Susma Platformu, Sansürün Gölgesinde Bir Direniş Stratejisi Olarak Sanat başlıklı söyleşiyle 27 Mayıs’ta Mardin’deydi.
4. Uluslararası Mardin Bienali’yle eş zamanlı olarak Mardin Sinema Derneği’nde gerçekleştirilen etkinliğin konuğu ise akademisyen, eleştirmen ve küratör Ezgi Bakçay’dı. Bakçay’ın tarihsel sansür vakalarından sanat-siyaset ilişkisine, sansüre karşı mücadelenin önündeki engellerden sanatın sansürün radarına yakalanmadan kendini nasıl var edebileceğine dair örneklere değindiği söyleşiye bienal ziyaretçilerinin yanı sıra kentten ve bölgeden sanat inisiyatifleri, öğrenciler de ilgi gösterdi. Çeşitli kurumlarda ve özel üniversitelerde sanat teorisi alanında eğitim veren, sanat etkinliklerinde küratörlük ve sanat danışmanlığı görevleri üstlenen Bakçay, aynı zamanda son üç senedir ARTİST Uluslararası İstanbul Sanat Fuarı’nın koordinatörlüğünü de yürütüyor.

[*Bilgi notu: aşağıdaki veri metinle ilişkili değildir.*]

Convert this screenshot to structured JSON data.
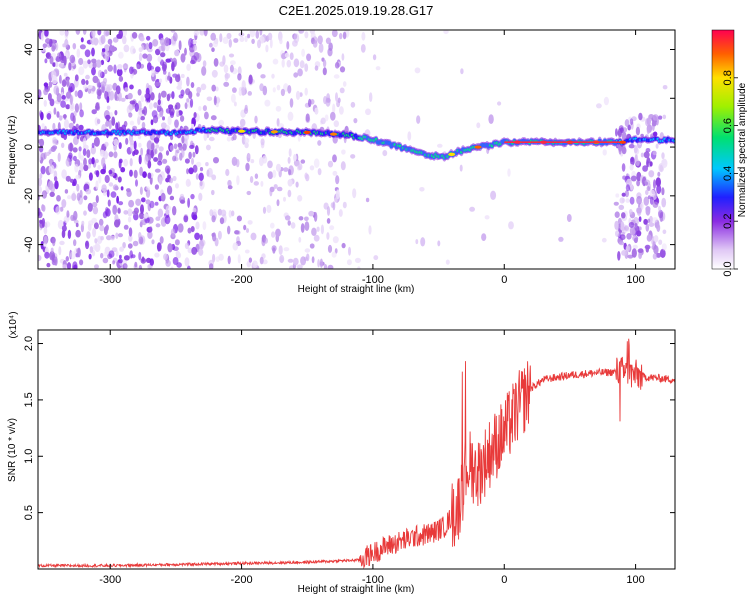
{
  "chart_data": [
    {
      "type": "heatmap",
      "title": "C2E1.2025.019.19.28.G17",
      "xlabel": "Height of straight line (km)",
      "ylabel": "Frequency (Hz)",
      "xlim": [
        -355,
        130
      ],
      "ylim": [
        -50,
        48
      ],
      "xticks": [
        "-300",
        "-200",
        "-100",
        "0",
        "100"
      ],
      "yticks": [
        "40",
        "20",
        "0",
        "-20",
        "-40"
      ],
      "colorbar": {
        "label": "Normalized spectral amplitude",
        "range": [
          0,
          1
        ],
        "ticks": [
          "0.0",
          "0.2",
          "0.4",
          "0.6",
          "0.8"
        ]
      },
      "ridge": {
        "x": [
          -355,
          -300,
          -250,
          -225,
          -200,
          -150,
          -120,
          -100,
          -80,
          -60,
          -45,
          -35,
          -20,
          0,
          20,
          50,
          90,
          100,
          130
        ],
        "y": [
          6,
          6,
          6,
          7,
          6.5,
          6,
          5,
          3,
          0,
          -3,
          -4,
          -2,
          0,
          2,
          2,
          2,
          2,
          3,
          3
        ]
      }
    },
    {
      "type": "line",
      "title": "",
      "xlabel": "Height of straight line (km)",
      "ylabel": "SNR (10 * v/v)",
      "y_multiplier": "(x10⁴)",
      "xlim": [
        -355,
        130
      ],
      "ylim": [
        0,
        2.12
      ],
      "xticks": [
        "-300",
        "-200",
        "-100",
        "0",
        "100"
      ],
      "yticks": [
        "2.0",
        "1.5",
        "1.0",
        "0.5"
      ],
      "series": [
        {
          "color": "#e83a3a",
          "x": [
            -355,
            -300,
            -250,
            -200,
            -150,
            -110,
            -90,
            -70,
            -55,
            -45,
            -35,
            -28,
            -20,
            -15,
            -10,
            0,
            10,
            20,
            30,
            50,
            70,
            90,
            95,
            100,
            110,
            130
          ],
          "y": [
            0.03,
            0.03,
            0.04,
            0.05,
            0.06,
            0.08,
            0.2,
            0.28,
            0.32,
            0.38,
            0.55,
            0.95,
            0.85,
            0.95,
            1.05,
            1.2,
            1.42,
            1.6,
            1.68,
            1.72,
            1.74,
            1.75,
            1.73,
            1.72,
            1.7,
            1.68
          ]
        }
      ]
    }
  ]
}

Sözlerine sansürün toplumsal bir örgütlenme olduğunu, OHAL’de de iyice ifadesini bulduğunu belirterek başlayan Bakçay, sansürün sadece ceberrut bir devletin total bir baskı aracı olmadığını vurgulayarak sansürün dilde başladığını, bireyle toplum arasındaki ilişkinin başından sansür ilişkisi olarak kurulduğunu vurguladı. “Dil aracılığıyla birbirimize bildiğimiz şeyleri anlatıyoruz, anlatamadığımız yerde de sanatın araçlarına başvuruyoruz. Daha işin başında sanatla sansür arasında bir ilişki var ve sanatın kendisi daha en başında bir çeşit mücadele aracı olarak ortaya çıkıyor” diyen Bakçay, öte yandan sanatın da kurum olarak bir sansür aracı olduğunu dile getirdi.
İstanbul Sanat Fuarı gibi kamusal alanda geniş kitleleri ağırlayan etkinliklerin çatışmaya ve çarpışmaya açık alanlar olduğunu belirten Bakçay, bir mekânı kamusallığa açmanın aynı zamanda örgütlenmeyi geliştirme mücadelesi de olduğunu vurgulayarak ortak bir söylemi ve mücadele araçlarını hem üretebilmenin hem de pratikte işletebilmenin önemine değindi.
Söyleşi, Mardin ve çevre kentlerdeki sanat öğrencileri ve sanatçı inisiyatiflerinin soruları ve deneyim paylaşımlarıyla devam etti.